La possibilità di affezionarsi a un luogo irreale, poi, è al centro dell’ultimo capitolo di SIG NUM, esposto presso Viasaterna, la galleria che rappresenta l’autrice. Passando dal mémoire all’archeologia dello spazio, l’autrice esplora i segni d’uso della villa in Via Saterna, non-luogo attorno a cui ruotano le vicende del Poema a fumetti di Buzzati, da cui la galleria prende nome. L’approdo al colore è stato sottolineato come svolta dall’autrice, e va di pari passo con l’astrazione degli oggetti indagati e, di conseguenza, con uno spostamento ulteriore dalla percezione aumentata alla mitologia “espansa”.
Anche Balsamini negli ultimi anni si è allontanato dal suo medium e dalle sue modalità d’elezione, collaborando con produttori di discorsi e approdando a un metodo di postproduzione analogica (incisiva) che si somma a quella digitale e la complementa.
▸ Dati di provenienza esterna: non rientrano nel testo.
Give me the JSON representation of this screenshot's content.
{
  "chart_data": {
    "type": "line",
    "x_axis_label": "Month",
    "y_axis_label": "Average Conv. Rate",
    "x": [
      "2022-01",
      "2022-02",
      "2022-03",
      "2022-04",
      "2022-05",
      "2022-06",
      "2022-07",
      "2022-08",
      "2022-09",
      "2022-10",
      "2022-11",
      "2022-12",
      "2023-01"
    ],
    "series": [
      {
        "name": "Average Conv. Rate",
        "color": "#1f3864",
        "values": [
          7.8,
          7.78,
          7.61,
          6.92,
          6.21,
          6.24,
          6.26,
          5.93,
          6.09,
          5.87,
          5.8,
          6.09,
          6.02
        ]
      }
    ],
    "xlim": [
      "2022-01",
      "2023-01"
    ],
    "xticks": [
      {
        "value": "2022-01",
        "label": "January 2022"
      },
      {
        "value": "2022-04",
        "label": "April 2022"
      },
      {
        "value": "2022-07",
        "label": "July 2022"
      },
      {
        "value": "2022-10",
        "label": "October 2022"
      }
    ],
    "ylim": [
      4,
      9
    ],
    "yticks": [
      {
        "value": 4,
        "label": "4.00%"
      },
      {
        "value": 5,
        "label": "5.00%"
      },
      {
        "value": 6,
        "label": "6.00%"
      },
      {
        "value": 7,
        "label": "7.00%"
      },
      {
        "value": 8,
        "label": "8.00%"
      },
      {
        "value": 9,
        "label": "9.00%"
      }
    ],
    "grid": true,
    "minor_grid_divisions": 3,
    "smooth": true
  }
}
Questo è particolarmente evidente in Il suo buio speciale, un progetto di esplorazione testo-visiva del Veneto contemporaneo svolto in collaborazione con Pietro Minto, in occasione di una residenza artistica presso Villa Filanda Antonini. “Attraverso tredici fotografie di paesaggio, tredici ritratti individuali e tredici conversazioni”, come si legge nella presentazione del libro omonimo che ne riunisce i materiali, Il suo buio speciale “entra in dialogo con il territorio e racconta la storia di un luogo da sempre caratterizzato dalle logiche competitive del fare, del produrre, e che oggi, esaurite le possibilità di sfruttamento delle sole risorse materiali, deve trasformare il lavoro sudato in un altro tipo di impegno, dando nuova e legittima dignità al ‘pensare’”.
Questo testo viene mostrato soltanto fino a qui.